Acorda Therapeutics Reports Data from Phase 2 Trial of Delfampridine-ER, Says Data Consistent with Prior Trials
Acorda Therapeutics, Inc. (Nasdaq: ACOR) today announced data from a Phase 2 proof-of-concept study of dalfampridine extended release tablets, 10 mg (dalfampridine-ER) in people with post-stroke deficits. In the study, treatment with dalfampridine-ER was well-tolerated and improved walking, as measured by the Timed 25-Foot Walk test (T25FW). The data were presented at the American Neurological Association 2013 Annual Meeting, being held in New Orleans. Top-line data from this study were disclosed by the Company in April 2013.
Post-stroke deficits refer to chronic neurological deficits, such as impaired walking, motor and/or sensory function that persist in people who have had a stroke. There are currently no pharmacologic therapies indicated to improve function in people with post-stroke deficits.
“In this proof-of-concept clinical trial of dalfampridine-ER in post-stroke deficits, we were encouraged to see a clear signal for improved walking in this population, consistent with the preclinical data. More than half of the seven million stroke survivors in the United States have walking impairment, but there are no approved medications to address this problem,” said Enrique Carrazana, M.D., Acorda's Chief Medical Officer. “Based on the strength of the data, we are planning a larger clinical trial to further assess dalfampridine's safety and tolerability, and potential effect on walking impairment in people with post-stroke deficits.”
The primary goals of the proof-of-concept study were to assess safety and tolerability, as well as to explore various efficacy measures. This study included 83 participants who had experienced an ischemic stroke at least six months prior to treatment and had chronic motor deficits. The average in the study was 10.4 years post-stroke, and the range was up to 35 years. As part of the crossover design, participants received either dalfampridine-ER or placebo twice daily for 14 days (Period 1), followed by a one week wash-out period in which all participants received placebo. This was followed by a second 14-day treatment period (Period 2) during which participants received the alternate treatment.
Key Safety Findings from Post-Stroke Deficits Trial
The safety findings in this study were consistent with previous clinical trials and post-marketing experience of dalfampridine-ER in multiple sclerosis (MS). The overall rate of treatment-emergent adverse events was 54.5% and 37.0% for dalfampridine-ER and placebo, respectively. The most common adverse events reported in the study were dizziness (10.4% dalfampridine-ER, 2.5% placebo), nausea (3.9% dalfampridine-ER, 6.2% placebo), fatigue (5.2% dalfampridine-ER, 3.7% placebo), insomnia (5.2% dalfampridine-ER, 2.5% placebo) and arthralgia (2.6% dalfampridine-ER, 3.7% placebo).
Three participants experienced a seizure during the study. One occurred while the participant was taking placebo (without prior exposure to dalfampridine-ER), one occurred while the participant was taking dalfampridine-ER, and one occurred due to an intentional overdose of dalfampridine-ER. The overdose was judged by the study investigator to be a suicide attempt related to a recent family tragedy.
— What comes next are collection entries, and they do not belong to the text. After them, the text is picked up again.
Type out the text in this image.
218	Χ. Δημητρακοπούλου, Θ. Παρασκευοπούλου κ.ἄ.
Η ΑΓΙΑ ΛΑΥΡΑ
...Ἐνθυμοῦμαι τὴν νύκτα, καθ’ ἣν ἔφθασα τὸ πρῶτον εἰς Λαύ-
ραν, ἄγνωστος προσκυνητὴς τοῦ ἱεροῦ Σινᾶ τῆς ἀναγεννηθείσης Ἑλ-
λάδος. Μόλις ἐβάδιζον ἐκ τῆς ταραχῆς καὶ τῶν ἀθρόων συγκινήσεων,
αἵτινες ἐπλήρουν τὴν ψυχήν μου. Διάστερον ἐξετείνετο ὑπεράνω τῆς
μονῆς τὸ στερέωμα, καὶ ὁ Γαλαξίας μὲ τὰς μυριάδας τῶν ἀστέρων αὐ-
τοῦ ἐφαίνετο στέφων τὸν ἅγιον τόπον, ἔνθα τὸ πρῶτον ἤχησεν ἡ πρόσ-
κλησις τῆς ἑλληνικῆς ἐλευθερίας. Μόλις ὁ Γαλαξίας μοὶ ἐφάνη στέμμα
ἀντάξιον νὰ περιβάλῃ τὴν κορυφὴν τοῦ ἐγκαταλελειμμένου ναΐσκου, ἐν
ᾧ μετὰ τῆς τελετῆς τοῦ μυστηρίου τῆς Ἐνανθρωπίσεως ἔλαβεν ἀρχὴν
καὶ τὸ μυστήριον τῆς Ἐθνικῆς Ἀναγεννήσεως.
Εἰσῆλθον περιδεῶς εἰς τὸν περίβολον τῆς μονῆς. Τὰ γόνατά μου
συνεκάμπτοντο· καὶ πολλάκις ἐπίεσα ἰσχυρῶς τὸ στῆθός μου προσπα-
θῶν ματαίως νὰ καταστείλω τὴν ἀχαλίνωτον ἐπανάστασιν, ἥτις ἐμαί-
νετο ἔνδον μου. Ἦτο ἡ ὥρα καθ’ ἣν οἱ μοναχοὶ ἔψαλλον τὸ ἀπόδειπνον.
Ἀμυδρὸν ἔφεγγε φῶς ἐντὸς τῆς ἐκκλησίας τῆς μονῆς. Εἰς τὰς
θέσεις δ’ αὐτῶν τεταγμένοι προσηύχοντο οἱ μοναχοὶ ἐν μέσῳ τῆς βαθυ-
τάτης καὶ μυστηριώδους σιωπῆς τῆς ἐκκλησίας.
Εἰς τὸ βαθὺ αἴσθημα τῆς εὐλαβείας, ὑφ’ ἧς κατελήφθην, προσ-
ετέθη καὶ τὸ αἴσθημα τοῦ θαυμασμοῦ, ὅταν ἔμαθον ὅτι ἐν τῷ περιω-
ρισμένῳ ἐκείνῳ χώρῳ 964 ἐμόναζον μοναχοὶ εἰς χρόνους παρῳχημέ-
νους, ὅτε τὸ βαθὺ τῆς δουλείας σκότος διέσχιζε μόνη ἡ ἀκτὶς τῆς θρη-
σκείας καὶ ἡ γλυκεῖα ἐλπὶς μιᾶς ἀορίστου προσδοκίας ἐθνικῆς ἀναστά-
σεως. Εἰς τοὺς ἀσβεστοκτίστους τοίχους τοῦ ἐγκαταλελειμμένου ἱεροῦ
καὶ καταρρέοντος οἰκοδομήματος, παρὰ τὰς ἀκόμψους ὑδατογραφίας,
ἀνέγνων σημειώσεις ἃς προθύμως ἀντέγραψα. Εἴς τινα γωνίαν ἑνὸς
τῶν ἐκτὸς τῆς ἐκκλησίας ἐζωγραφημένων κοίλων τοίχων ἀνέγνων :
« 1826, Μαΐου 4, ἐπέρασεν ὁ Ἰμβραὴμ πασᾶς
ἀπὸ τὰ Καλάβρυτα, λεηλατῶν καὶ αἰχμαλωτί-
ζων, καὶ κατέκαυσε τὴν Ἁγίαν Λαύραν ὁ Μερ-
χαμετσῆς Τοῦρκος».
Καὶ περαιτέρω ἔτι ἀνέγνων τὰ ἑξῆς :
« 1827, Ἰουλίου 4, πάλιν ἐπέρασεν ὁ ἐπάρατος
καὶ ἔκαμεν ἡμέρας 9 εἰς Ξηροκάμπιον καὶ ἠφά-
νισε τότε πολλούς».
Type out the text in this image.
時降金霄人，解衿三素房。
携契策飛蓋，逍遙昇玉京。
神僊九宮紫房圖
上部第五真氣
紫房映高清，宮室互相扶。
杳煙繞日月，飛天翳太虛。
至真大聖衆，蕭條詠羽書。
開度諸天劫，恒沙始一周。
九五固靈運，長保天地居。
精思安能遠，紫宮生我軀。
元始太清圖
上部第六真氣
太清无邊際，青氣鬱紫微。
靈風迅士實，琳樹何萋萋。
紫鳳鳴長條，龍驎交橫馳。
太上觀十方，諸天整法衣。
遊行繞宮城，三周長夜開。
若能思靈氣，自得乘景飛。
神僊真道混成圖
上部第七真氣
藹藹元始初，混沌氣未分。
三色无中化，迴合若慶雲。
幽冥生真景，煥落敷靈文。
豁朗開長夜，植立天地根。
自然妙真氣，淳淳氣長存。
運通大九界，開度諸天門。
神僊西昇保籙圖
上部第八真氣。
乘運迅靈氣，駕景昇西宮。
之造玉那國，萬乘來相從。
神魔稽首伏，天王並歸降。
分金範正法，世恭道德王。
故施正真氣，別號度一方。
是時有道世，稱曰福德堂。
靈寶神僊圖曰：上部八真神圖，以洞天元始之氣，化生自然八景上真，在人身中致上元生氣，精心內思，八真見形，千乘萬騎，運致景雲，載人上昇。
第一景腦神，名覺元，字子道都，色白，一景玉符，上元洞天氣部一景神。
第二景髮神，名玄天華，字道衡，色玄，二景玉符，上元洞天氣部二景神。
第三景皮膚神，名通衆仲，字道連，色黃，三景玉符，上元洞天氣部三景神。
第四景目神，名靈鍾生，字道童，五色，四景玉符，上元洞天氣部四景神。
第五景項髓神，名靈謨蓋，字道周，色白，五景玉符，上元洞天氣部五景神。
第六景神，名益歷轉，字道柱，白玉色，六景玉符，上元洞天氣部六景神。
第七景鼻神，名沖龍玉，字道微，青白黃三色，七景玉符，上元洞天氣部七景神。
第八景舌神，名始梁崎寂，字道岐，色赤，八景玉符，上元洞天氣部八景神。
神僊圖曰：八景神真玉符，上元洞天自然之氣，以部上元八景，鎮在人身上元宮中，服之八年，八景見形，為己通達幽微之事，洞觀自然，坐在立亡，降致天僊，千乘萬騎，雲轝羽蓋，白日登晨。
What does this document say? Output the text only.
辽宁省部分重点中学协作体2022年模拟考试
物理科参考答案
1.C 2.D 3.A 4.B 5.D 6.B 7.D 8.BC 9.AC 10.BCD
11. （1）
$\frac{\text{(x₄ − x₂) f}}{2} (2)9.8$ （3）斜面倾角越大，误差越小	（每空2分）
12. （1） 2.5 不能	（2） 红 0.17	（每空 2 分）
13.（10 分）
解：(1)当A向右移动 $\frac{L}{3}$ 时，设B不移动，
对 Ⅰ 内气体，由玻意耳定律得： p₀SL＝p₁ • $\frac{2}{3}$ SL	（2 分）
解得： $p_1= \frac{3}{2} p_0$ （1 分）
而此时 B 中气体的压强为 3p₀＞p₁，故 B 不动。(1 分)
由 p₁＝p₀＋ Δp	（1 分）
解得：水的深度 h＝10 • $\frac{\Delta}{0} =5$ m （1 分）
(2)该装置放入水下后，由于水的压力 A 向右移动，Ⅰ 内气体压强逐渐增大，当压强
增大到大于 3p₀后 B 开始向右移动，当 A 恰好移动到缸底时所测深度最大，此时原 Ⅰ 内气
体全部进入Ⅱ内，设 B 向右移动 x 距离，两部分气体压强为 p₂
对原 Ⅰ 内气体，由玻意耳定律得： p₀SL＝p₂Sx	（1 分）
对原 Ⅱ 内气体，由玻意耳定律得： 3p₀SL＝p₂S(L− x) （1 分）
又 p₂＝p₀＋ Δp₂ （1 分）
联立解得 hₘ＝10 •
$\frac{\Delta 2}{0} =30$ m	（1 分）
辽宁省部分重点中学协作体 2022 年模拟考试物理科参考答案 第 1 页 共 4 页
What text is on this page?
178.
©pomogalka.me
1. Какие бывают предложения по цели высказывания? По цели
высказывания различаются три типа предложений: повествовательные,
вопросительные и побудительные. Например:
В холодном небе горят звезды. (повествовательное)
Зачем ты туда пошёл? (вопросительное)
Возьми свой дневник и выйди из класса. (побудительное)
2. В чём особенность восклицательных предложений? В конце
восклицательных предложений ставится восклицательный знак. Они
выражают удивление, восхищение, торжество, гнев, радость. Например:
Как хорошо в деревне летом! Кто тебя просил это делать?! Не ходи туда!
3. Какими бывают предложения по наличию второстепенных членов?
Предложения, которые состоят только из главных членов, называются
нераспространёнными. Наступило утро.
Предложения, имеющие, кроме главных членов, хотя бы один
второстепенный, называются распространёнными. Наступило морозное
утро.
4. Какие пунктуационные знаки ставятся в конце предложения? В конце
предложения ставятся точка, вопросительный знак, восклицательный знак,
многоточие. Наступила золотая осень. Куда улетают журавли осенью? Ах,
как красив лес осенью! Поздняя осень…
All three participants recovered fully.
Key Efficacy Findings from Post-Stroke Deficits Trial
The primary focus of the exploratory efficacy analyses was walking, as measured by the Timed 25-Foot Walk (T25FW). In the full crossover analysis, which included all T25FW data from both treatment periods, there was a significant increase in walking speed while participants were taking dalfampridine-ER compared to placebo (p = 0.027).
This treatment effect was further supported by separate analyses of the two treatment periods. In both treatment periods there was a greater average improvement in walking speed among participants receiving dalfampridine-ER. These were not statistically significant given the smaller number of measurements in each period compared to the overall analysis.
The walking data were further analyzed using a threshold response analysis, in which the percent of participants achieving sequential levels of improvement over baseline (greater than or equal to 0%, 10%, 20%, 30%, 40%, 50%) was assessed. A higher percentage of patients in both periods improved at all threshold levels while on dalfampridine-ER compared to placebo.
The Company plans to begin a Phase 2b/3 study, pending successful conclusion of a multi-dose, pharmacokinetic study of a once-a-day formulation of dalfampridine-ER, as well as discussions with the U.S. Food and Drug Administration.
The results from other efficacy endpoints in the study will be presented in future scientific communications.